Sommes toutes, ce conflit se résumerait, a priori comme étant identique à celui issu de l’arrêt
Société des films Lutetia. Ce qui ne fut pas le cas.
Le problème étant ici l’ampleur de l’affaire. En effet, le ministre de l’intérieur (à cette époque,
M. Manuel Valls) s’en étant mêlé, les médias en firent un sujet prioritaire. En effet, ledit ministre
avait fait circuler une ordonnance demandant la non tenue des divers spectacles de Dieudonné.
Cette politisation et médiatisation trop rapide de l’affaire firent apparaitre de nombreuses
vagues de contestations. Ce qui aurait pu avoir pour conséquence un trouble à l’ordre public
probablement supérieur à celui provoqué par la tenue d’un spectacle de l’artiste.
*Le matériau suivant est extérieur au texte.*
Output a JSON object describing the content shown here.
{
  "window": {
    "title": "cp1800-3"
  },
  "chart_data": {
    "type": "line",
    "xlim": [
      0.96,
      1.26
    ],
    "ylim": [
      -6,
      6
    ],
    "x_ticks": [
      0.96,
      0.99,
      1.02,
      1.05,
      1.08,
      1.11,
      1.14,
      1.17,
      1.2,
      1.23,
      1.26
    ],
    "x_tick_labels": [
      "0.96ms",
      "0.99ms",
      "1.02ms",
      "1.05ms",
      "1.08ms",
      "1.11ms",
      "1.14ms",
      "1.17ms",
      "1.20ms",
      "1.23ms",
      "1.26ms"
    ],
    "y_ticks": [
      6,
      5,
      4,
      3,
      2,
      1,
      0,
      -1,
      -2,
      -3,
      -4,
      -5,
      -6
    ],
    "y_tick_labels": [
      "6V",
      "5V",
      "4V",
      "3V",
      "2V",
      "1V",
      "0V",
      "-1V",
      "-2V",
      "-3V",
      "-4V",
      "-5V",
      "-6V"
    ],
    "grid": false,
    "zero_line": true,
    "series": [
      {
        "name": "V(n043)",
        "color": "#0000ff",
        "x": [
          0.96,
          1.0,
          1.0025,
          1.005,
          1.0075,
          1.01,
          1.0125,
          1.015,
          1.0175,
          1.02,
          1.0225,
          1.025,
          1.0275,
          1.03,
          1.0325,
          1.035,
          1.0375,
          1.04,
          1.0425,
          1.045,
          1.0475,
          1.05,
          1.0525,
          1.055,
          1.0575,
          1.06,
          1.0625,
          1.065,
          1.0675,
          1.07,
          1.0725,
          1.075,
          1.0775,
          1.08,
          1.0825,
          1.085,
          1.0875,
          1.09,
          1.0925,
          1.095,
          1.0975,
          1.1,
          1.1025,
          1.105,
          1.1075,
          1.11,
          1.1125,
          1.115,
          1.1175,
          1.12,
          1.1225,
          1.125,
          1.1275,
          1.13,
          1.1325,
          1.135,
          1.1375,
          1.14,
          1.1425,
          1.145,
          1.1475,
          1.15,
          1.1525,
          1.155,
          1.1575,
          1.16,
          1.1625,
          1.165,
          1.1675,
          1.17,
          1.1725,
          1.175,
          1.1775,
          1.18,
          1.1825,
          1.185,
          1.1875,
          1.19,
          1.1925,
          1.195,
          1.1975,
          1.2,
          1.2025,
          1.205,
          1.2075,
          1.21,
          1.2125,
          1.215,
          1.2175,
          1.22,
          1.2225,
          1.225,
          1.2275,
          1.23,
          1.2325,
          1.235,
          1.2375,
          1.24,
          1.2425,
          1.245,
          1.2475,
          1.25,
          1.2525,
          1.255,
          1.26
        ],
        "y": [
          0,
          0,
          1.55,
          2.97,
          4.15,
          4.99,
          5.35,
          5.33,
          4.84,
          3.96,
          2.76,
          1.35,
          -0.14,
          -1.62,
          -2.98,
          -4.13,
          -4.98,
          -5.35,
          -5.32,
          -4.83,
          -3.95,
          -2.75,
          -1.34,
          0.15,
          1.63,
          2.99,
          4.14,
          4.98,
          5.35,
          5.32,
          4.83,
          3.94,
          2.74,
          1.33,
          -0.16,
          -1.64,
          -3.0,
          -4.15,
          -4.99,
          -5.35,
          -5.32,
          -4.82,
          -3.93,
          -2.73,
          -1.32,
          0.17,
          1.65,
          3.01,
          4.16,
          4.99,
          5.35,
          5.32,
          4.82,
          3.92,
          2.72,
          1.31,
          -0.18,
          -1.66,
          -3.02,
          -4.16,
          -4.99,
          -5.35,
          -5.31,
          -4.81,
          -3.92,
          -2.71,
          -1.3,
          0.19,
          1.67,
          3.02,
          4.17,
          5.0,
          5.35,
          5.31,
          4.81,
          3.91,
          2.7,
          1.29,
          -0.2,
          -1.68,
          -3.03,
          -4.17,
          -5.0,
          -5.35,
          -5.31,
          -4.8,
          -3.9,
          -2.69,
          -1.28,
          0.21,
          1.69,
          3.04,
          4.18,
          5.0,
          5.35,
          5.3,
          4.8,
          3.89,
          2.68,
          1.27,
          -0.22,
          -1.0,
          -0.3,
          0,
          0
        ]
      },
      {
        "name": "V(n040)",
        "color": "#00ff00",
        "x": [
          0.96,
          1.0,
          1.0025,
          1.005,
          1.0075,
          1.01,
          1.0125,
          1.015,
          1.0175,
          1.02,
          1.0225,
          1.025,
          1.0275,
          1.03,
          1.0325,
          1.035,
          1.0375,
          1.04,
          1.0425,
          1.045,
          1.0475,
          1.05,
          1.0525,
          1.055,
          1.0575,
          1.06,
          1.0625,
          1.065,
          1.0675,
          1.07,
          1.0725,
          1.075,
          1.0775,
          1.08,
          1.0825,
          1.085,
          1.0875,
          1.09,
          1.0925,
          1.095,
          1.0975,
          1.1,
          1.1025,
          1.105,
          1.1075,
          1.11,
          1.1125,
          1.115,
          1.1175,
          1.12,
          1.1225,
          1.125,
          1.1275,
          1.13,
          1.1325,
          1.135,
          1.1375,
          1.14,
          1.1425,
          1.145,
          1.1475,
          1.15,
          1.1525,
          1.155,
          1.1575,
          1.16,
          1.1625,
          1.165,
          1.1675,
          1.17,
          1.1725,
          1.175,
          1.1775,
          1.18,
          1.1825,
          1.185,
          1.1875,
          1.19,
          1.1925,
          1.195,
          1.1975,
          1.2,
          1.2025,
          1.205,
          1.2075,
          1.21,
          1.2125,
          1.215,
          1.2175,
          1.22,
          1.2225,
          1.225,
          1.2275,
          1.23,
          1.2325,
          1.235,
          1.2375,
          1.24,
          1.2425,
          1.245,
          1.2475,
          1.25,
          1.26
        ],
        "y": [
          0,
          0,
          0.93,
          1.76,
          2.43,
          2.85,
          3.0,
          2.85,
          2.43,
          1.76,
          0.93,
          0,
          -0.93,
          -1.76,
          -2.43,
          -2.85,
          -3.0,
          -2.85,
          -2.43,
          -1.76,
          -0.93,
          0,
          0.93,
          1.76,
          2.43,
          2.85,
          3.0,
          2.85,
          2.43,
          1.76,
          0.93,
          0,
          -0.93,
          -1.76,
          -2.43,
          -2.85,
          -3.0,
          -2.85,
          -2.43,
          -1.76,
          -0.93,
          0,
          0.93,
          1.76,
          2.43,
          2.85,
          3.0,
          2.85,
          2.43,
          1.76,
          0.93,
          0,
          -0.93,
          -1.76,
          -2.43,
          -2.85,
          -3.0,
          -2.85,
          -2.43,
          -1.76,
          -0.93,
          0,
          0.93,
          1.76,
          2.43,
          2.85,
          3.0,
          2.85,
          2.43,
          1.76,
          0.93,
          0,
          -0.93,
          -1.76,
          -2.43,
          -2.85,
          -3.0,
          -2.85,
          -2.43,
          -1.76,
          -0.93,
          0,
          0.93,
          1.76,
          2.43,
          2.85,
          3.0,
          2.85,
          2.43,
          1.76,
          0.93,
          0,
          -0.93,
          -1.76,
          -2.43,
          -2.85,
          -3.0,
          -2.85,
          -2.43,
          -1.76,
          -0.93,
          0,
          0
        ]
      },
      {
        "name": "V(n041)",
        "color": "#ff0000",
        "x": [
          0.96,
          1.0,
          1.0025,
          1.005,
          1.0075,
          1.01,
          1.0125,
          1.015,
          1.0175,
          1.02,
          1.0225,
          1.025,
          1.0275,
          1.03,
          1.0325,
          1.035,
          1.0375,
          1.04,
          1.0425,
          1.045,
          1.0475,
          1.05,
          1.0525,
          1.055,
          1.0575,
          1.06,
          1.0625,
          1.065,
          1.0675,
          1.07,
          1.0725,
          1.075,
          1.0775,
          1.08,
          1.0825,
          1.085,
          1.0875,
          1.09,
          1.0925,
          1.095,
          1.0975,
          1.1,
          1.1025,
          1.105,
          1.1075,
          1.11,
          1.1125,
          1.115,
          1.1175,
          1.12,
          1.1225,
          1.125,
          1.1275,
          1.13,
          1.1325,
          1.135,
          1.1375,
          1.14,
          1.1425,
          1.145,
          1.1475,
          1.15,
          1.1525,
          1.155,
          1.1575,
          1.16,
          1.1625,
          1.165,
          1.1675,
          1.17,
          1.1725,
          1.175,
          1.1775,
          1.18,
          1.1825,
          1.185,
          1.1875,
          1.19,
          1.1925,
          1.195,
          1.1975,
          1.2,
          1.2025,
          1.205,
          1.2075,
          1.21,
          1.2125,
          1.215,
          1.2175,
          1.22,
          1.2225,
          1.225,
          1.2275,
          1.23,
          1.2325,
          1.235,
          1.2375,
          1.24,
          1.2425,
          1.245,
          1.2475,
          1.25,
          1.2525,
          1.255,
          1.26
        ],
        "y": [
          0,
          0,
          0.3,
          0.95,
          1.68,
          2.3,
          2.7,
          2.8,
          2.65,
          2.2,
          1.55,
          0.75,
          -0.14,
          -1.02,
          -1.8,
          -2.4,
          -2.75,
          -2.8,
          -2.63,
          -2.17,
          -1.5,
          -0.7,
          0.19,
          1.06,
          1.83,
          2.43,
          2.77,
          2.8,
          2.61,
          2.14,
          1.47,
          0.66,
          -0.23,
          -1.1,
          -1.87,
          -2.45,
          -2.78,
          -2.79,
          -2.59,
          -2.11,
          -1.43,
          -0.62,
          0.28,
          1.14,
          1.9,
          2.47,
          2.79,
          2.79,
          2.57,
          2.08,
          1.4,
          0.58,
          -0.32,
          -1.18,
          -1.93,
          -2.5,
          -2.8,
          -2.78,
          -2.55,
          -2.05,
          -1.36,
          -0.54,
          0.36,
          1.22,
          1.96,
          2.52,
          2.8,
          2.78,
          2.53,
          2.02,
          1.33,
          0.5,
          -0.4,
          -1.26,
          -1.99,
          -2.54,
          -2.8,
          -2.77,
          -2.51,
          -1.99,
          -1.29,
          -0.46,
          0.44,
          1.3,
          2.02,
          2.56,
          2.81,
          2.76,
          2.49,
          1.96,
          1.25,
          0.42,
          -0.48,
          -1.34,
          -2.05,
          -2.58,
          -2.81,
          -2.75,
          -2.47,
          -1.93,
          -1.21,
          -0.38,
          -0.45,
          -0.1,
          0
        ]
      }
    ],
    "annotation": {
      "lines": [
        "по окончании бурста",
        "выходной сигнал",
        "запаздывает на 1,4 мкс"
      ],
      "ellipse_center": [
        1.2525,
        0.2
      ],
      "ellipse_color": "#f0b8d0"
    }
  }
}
Cependant, il
apparait évident de reconnaitre que des possibles injures antisémites durant un spectacle ne
peuvent être admise ; ce qui justifie la colère de la Ligue des Droits de l’Homme et celle du
Ministère de l’intérieur.
Apparait donc ici une des limites de l’obligation de maintenir l’ordre public. En plus de pouvoir
se révéler dangereux pour les citoyens s’il est trop coercitif, le contrôle de celui-ci peut avoir un
effet inverse, il peut provoquer des tensions au lieu de les éviter. Tensions, qu’elles soient
politiques, culturelles ou religieuses, qui pourraient avoir de grave conséquences quant à la
stabilité politique et quant à la notion même d’ordre public.